College group will use prize money to help in Honduras
FREDERICKSBURG — A University of Mary Washington student group that helps impoverished children and families in Honduras won $20,000 in a national contest yesterday.
The GrabLife GiveLife contest, sponsored by Dodge, also gives Students Helping Honduras a boost in its campaign to raise $100,000, which university officials say philanthropist Doris Buffett’s Sunshine Lady Foundation has pledged to match.
The contest required computer users to cast votes, with the prize going to the first group to receive 20,000 votes.
Shin Fujiyama, a Mary Washington senior from Falls Church, said the group’s approximately 60 members plastered the Fredericksburg campus with fliers and spread the word through e-mails, on the online social networking site Facebook and by visiting classrooms.

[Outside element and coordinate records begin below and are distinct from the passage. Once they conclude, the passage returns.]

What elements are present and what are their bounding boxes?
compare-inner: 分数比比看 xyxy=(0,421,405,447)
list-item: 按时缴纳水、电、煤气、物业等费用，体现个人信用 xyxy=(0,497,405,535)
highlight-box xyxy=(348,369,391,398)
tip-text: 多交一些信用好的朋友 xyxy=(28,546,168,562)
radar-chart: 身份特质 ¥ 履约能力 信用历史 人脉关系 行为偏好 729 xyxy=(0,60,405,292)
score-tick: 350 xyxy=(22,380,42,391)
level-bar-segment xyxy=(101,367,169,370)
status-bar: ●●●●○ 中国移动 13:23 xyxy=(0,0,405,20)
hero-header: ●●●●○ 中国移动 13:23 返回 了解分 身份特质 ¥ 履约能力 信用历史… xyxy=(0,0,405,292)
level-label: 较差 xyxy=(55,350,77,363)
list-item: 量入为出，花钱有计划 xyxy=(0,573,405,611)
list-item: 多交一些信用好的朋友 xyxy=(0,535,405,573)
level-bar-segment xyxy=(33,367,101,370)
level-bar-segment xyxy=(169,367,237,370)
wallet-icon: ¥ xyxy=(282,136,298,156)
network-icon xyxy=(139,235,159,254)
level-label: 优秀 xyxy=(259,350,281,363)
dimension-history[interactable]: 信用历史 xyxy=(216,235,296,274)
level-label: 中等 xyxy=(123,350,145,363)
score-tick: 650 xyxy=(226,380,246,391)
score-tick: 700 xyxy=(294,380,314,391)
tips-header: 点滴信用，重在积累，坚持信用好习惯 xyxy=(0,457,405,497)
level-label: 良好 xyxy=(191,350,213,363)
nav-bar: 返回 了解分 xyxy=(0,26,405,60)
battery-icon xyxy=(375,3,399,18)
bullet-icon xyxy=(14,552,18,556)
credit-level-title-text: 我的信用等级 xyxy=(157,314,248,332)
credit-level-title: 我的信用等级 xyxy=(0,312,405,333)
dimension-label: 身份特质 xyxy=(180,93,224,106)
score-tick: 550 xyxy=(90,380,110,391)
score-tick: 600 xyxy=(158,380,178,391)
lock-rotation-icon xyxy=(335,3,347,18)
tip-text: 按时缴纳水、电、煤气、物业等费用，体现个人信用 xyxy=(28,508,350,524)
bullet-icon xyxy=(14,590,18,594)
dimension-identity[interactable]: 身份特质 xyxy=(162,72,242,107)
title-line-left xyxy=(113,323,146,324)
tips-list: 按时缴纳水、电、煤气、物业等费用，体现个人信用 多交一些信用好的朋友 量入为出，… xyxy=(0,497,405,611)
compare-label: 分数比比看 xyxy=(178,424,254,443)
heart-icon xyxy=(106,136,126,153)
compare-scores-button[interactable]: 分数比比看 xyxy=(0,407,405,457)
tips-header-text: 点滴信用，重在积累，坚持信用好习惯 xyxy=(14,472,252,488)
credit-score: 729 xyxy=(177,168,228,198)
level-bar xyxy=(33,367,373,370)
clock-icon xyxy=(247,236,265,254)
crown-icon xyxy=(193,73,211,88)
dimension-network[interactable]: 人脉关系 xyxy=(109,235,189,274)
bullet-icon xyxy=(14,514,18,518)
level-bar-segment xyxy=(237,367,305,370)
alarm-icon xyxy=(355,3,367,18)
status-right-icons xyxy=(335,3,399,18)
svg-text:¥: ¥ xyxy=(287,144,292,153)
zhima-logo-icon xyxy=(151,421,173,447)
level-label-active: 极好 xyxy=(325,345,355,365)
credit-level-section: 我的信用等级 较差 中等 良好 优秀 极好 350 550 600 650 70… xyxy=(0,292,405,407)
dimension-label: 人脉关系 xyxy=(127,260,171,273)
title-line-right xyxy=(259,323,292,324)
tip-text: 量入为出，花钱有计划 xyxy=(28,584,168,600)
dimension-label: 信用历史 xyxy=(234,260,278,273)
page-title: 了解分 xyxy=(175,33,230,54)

“Professors gave extra credit for people who voted. That really helped,” he said. “We did everything we could.”
Fujiyama met Buffett through a philanthropy course offered at Mary Washington. He founded the group last year with his sister, Cosmo, a senior at the College of William and Mary. Students there also voted.
Fujiyama was inspired to help more after he visited Honduras in 2004. In 2005, he traveled to Honduras three times. His sister, who worked on Habitat for Humanity projects in Latin America, visited him in Honduras in summer 2005. So far, he said, the group has built a school and helped orphanages.
Their next fundraising mission is Walkathon for Hope 2007. They estimate that if they are able to raise $200,000 with Buffett’s matching grant, they can build 72 homes in a refugee village.